That was, in fact, just what Norton wanted, as well as to make clear to us how he felt on the subject.
“Really, Kennedy,” he remarked, “it must be fine to feel that your chair in the University is endowed rather than subsidized. You saw how Whitney acted, you say. Why, he makes me feel as if I were his hired man, instead of head of the University’s expedition. I’m glad it’s over. Still, if you could find that dagger and have it returned it might look better for me. You have no clue, I suppose?”
“I’m getting closer to one,” replied Craig confidently, though on what he could base any optimism I could not see.
The same idea seemed to be in Norton’s mind. “You think you will have something tangible soon?” he asked eagerly.

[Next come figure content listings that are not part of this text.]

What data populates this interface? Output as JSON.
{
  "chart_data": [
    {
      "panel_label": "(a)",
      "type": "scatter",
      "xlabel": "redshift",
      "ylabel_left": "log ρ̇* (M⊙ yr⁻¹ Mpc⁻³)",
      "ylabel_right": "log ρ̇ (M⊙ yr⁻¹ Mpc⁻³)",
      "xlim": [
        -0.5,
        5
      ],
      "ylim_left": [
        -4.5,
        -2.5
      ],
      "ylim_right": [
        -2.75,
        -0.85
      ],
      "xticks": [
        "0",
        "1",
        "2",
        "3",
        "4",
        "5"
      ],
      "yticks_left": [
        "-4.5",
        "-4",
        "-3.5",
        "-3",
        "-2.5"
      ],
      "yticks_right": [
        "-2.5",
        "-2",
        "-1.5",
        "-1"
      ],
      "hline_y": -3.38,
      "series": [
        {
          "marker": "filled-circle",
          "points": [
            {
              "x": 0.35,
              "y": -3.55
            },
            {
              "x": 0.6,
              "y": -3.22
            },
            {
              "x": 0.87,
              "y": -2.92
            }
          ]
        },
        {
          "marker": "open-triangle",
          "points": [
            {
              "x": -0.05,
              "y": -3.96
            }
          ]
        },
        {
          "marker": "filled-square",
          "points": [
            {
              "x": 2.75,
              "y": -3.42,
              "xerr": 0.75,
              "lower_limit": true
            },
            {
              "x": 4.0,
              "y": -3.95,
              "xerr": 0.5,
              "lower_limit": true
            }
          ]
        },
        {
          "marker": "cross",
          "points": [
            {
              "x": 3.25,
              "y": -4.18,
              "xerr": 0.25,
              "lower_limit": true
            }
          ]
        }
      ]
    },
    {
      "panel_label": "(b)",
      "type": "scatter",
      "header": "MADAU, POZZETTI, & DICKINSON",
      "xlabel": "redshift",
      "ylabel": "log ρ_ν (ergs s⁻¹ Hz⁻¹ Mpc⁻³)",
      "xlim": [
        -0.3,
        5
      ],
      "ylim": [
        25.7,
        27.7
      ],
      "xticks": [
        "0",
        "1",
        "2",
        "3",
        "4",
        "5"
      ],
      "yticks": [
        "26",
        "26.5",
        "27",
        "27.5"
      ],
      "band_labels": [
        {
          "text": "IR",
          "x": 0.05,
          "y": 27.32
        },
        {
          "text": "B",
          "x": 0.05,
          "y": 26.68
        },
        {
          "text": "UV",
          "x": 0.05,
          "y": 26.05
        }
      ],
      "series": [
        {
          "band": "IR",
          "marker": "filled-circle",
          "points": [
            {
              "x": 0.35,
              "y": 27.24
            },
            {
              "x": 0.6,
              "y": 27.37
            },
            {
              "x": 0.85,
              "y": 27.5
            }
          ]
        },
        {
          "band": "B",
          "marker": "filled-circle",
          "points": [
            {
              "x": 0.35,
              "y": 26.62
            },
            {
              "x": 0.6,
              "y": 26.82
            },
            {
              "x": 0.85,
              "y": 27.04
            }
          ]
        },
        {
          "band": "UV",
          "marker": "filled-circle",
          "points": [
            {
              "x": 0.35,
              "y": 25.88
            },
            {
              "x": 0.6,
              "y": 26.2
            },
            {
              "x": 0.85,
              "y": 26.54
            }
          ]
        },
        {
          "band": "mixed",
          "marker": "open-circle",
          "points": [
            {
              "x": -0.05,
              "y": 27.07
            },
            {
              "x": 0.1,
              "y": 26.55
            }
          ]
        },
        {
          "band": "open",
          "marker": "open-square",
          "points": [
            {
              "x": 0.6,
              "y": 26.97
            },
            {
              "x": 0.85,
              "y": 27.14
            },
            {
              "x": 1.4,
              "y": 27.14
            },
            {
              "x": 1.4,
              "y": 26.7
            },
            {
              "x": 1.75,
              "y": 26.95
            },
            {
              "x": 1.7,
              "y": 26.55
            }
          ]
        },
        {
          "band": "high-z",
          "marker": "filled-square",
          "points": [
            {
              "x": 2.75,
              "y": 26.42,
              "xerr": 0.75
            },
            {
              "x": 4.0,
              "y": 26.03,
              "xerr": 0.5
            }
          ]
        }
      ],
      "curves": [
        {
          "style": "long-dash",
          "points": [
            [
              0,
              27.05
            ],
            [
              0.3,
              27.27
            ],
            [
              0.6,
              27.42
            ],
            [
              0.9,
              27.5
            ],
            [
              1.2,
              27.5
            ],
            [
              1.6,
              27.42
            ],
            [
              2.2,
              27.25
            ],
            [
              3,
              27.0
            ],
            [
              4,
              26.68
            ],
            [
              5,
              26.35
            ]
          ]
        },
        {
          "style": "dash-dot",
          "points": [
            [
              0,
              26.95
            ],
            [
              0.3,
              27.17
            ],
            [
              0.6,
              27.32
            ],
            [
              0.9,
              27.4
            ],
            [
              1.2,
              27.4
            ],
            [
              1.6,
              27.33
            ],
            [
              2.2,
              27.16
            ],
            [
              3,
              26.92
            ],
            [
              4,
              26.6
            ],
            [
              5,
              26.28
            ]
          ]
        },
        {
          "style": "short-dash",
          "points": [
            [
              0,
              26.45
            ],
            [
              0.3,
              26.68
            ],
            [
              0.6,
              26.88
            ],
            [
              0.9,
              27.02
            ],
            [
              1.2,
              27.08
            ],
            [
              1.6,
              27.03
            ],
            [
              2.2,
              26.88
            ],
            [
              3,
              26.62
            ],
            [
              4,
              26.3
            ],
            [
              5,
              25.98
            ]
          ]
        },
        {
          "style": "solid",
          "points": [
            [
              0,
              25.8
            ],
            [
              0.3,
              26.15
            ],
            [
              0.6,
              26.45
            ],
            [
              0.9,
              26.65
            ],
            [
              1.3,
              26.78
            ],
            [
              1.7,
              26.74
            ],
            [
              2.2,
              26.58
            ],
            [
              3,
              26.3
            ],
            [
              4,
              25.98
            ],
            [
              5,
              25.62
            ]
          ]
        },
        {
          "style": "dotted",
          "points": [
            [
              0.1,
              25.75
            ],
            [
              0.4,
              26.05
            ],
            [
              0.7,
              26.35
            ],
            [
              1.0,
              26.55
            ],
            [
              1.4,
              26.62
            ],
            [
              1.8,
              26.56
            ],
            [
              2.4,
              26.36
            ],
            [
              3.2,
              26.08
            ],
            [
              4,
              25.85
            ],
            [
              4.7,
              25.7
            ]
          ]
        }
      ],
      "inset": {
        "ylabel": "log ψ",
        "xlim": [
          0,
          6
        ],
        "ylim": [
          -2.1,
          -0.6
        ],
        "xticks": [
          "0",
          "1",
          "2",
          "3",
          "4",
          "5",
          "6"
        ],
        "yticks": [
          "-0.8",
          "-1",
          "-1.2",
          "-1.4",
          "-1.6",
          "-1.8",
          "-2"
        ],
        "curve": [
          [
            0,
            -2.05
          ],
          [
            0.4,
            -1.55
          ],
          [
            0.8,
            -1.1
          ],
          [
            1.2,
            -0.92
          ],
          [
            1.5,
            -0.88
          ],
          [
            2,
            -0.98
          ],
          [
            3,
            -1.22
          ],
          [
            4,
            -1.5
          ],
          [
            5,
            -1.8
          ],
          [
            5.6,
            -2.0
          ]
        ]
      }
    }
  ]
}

“I’ve had more slender threads than these to work on,” reassured Kennedy. “Besides, I’m getting very little help from any of you. You yourself, Norton, at the start left me a good deal in the dark over the history of the dagger.”
“I couldn’t do otherwise,” he defended. “You understand now, I guess, how I have always been tied, hand and foot, by the Whitney influence. You’ll find that I can be of more service, now.”
“Just how did you get possession of the dagger?” asked Kennedy, and there flashed over me the recollection of the story told by the Senora, as well as the letter which we had purloined.
“Just picked it up from an Indian who had an abnormal dislike to work. They said he was crazy, and I guess perhaps he was. At any rate, he later drowned himself in the lake, I have heard.”
“Could he have been made insane, do you think?” ruminated Craig. “It’s possible that he was the victim of somebody, I understand. The insanity might have been real enough without the cause being natural.”
“That’s an interesting story,” returned Norton. “Offhand, I can’t seem to recall much about the fellow, although some one else might have known him very well.”
Evidently he either did not know the tale as well as the Senora, or was not prepared to take us entirely into his confidence.
“Who is Haggerty?” asked Craig, thinking of the name signed to the letter we had read.
“An agent of Whitney and his associates, who manages things in Lima,” explained Norton. “Why?”
“Nothing—only I have heard the name and wondered what his connection might be. I understand better now.”
Kennedy seemed to be anxious to get to work on something, and, after a few minutes, Norton left us.
No sooner had the door closed than he took the glass-bell jar off his microscope and drew from a table drawer several scraps of paper on which I recognized the marks left by the carbon sheets. He set to work on another of those painstaking tasks of examination, and I retired to my typewriter, which I had moved into the next room, in order to leave Kennedy without anything that might distract attention from his work.